Understanding one another is probably the biggest problem in business, but it’s a life issue as well.
In the late ‘90s, I was interning at Walt Disney World. If your kids ever get a chance, don’t let them pass it up. It wasn’t easy, not every aspect of it was rewarding, but as a professional, I draw more from that experience than many others.
It also impacted the trajectory of my entire life, and I never saw it coming.
I was managing my restaurant, Pure and Simple, in EPCOT. It was a health food place sponsored by Nestle. The irony was never lost on me.
One day, my supervisor came to my office and told me I was being reassigned to Food and Wine, a festival run annually in the back of EPCOT. I would be trained as a wine connoisseur. This was not something I wanted. I attempted to debate my way out of it; I failed.
A few short weeks later, I was in wine class. While there, I met a stunning woman I was immediately taken with who was an international intern also in the class. We would chat at length at work and on the bus commute back to Disney intern housing, a place called Vista Way in Kissimmee. In fact, we would continue to chat after getting off the bus all the way to the basketball court outside my apartment building.
I was certain she was interested. I knew I was. So, one day after working up the courage for weeks, I asked her out. She said no.
I was understandably unhappy with the rejection, but then the next day, she chatted me up again and continued to daily, so with the insistence of my roommates I tried again. She said no.
This repeats for some time.
One day, she finally said yes. She told me I could come to her apartment and order pizza. We were Disney interns, so we were very poor; pizza was pretty much the best it was going to get. After she invited me, I asked where she lived. She then told me I ought to know since I’ve been following her home every single night for weeks.
As it turned out, her apartment building was on the other side of mine. Perception caused her to think I was following her nightly. Perception caused me to think our nightly conversations happened because she was interested in me.
Arguably creepy except she eventually marries me, has children with me, and deals with me to this day. So maybe not so creepy. It’s actually a very nice love story, but I didn’t tell it right.

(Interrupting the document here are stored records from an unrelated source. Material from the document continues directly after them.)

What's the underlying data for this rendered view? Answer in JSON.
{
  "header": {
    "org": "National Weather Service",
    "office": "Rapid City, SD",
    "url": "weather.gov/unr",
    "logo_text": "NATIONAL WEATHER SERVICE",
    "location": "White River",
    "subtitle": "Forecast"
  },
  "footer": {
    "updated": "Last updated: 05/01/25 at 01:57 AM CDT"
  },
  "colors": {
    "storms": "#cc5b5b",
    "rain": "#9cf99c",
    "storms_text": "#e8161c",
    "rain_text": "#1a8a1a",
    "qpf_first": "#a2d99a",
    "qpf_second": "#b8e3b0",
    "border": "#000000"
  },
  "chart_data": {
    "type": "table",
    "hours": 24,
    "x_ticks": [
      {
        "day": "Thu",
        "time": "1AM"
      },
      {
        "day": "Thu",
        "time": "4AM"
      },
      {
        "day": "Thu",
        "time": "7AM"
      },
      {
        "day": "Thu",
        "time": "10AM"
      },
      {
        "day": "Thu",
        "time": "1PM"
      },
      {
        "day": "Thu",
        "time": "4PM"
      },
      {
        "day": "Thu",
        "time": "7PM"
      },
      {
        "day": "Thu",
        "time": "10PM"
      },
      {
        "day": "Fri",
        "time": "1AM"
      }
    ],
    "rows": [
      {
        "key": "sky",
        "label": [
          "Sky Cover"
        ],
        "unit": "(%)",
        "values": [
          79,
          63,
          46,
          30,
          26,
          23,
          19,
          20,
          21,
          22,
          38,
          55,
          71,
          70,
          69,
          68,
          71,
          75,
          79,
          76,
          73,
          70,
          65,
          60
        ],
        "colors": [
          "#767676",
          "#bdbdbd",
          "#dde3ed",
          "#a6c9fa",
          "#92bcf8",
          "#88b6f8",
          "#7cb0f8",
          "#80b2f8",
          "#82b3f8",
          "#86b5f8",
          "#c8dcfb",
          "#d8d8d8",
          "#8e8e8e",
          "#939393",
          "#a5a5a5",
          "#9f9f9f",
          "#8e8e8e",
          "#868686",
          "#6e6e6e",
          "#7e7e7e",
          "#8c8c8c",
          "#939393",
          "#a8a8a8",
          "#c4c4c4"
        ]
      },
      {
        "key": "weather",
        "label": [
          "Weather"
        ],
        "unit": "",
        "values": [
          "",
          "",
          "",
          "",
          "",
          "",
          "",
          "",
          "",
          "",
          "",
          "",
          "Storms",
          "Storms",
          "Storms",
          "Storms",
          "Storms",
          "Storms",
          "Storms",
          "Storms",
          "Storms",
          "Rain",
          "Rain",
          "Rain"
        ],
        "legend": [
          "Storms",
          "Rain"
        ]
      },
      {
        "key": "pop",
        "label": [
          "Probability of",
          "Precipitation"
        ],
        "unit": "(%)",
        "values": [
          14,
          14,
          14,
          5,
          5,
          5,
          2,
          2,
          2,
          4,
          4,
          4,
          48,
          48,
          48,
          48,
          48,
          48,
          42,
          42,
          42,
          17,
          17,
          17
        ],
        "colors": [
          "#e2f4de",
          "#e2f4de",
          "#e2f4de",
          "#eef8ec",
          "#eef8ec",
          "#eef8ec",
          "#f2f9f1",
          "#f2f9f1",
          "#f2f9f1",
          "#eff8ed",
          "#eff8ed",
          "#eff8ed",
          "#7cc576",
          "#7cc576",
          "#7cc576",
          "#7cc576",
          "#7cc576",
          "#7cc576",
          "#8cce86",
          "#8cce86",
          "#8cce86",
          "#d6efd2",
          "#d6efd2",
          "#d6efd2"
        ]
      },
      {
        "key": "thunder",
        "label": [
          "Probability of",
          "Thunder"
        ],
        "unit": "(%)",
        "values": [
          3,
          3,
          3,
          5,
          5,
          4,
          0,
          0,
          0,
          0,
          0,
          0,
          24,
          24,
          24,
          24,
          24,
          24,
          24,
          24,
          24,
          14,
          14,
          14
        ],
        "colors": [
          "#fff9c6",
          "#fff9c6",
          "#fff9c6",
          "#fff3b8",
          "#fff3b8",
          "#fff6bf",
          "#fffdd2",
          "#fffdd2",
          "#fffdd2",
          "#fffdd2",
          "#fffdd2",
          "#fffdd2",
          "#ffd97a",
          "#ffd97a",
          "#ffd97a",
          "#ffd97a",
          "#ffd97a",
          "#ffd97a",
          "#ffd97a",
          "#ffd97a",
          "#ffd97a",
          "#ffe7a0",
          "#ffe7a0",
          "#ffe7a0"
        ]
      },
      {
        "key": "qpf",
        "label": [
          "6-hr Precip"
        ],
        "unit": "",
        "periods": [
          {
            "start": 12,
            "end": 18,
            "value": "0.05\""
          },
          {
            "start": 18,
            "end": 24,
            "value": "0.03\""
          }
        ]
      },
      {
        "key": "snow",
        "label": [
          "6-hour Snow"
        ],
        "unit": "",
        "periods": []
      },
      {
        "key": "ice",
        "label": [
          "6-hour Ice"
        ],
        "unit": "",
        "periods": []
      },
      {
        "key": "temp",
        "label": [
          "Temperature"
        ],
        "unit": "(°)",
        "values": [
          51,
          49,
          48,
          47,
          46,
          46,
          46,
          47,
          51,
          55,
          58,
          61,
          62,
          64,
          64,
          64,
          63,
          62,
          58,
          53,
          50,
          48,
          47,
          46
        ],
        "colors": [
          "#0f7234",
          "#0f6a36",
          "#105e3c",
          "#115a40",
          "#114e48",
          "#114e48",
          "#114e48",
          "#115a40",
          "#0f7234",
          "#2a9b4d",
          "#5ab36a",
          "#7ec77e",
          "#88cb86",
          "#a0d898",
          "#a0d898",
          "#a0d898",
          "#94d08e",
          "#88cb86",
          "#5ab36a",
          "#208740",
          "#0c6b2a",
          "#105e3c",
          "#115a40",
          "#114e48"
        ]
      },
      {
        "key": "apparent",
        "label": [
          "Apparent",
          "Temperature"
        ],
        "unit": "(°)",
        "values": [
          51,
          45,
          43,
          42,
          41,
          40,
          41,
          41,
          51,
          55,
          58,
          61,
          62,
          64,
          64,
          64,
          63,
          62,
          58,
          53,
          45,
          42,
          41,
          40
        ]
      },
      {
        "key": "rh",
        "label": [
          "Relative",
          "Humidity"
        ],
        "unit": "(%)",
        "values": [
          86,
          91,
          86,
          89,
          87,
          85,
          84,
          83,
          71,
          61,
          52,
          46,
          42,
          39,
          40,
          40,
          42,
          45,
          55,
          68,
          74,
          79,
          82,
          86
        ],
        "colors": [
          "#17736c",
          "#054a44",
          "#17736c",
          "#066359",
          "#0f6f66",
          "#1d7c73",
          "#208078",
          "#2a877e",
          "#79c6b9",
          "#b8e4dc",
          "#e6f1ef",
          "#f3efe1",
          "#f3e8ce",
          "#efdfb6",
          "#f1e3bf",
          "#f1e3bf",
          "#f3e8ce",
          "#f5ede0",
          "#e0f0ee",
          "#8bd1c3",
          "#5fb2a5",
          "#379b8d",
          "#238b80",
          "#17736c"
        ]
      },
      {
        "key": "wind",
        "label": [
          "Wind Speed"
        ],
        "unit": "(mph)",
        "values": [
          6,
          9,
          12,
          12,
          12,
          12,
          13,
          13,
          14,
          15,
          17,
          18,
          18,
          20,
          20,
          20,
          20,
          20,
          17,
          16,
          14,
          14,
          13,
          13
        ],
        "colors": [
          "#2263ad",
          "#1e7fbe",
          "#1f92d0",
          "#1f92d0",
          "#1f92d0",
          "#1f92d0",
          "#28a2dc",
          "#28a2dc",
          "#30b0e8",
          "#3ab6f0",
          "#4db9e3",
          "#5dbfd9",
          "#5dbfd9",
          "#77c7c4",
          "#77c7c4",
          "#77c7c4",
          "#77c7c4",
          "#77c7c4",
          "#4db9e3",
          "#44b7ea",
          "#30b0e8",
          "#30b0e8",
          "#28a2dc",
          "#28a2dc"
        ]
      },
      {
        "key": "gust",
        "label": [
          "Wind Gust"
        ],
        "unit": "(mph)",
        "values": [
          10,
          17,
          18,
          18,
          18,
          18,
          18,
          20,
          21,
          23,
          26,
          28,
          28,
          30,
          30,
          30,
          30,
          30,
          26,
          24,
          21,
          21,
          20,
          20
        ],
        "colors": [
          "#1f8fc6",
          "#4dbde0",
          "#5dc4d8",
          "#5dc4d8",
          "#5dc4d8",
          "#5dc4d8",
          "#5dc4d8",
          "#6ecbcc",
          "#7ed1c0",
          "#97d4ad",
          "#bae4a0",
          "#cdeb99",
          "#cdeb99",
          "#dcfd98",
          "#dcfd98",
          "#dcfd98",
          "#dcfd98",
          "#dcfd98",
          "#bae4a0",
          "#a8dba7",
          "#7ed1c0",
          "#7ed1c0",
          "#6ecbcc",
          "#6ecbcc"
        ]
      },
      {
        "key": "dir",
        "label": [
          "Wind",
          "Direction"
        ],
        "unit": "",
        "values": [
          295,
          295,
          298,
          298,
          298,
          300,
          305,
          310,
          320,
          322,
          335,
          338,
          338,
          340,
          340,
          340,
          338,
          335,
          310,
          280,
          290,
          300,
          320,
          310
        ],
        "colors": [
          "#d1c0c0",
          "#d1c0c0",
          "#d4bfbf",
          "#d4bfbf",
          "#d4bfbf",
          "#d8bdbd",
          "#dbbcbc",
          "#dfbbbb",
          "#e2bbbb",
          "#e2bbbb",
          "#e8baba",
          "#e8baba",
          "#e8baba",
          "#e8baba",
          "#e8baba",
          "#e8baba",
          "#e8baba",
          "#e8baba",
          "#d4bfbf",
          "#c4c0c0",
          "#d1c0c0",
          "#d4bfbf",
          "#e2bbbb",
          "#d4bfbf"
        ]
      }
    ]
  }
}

The point is, we both had different perceptions based on what we could see. If she, at any point, walked a day in my shoes, then she would have known it appeared she was following me home. If I did the same in her shoes, aside from intense foot pain, I would have discovered her apartment building was on the other side of mine.
Funny how the world turns, isn’t it?
Business is like this. I can only see so far. We can use empathy to try to understand, but there will always be gaps that break that understanding or fill it with assumptions which are not terribly accurate.
The best thing you can do, if you run into the problem of perception versus reality, is to lift yourself up and talk to the other person or leader and work to either observe their perspective yourself or, if you can create trust, share your perceptions with one another to draw out reality.
We all have jobs to do. Because of the nature of my job as head of IT for a health system, I have to question why and seek to understand often. Sometimes it goes extraordinarily well. Other times it is met with challenges.
Challenging moments are almost always driven by perception against reality. It’s something we, as leaders, will always face, so we must always work to improve.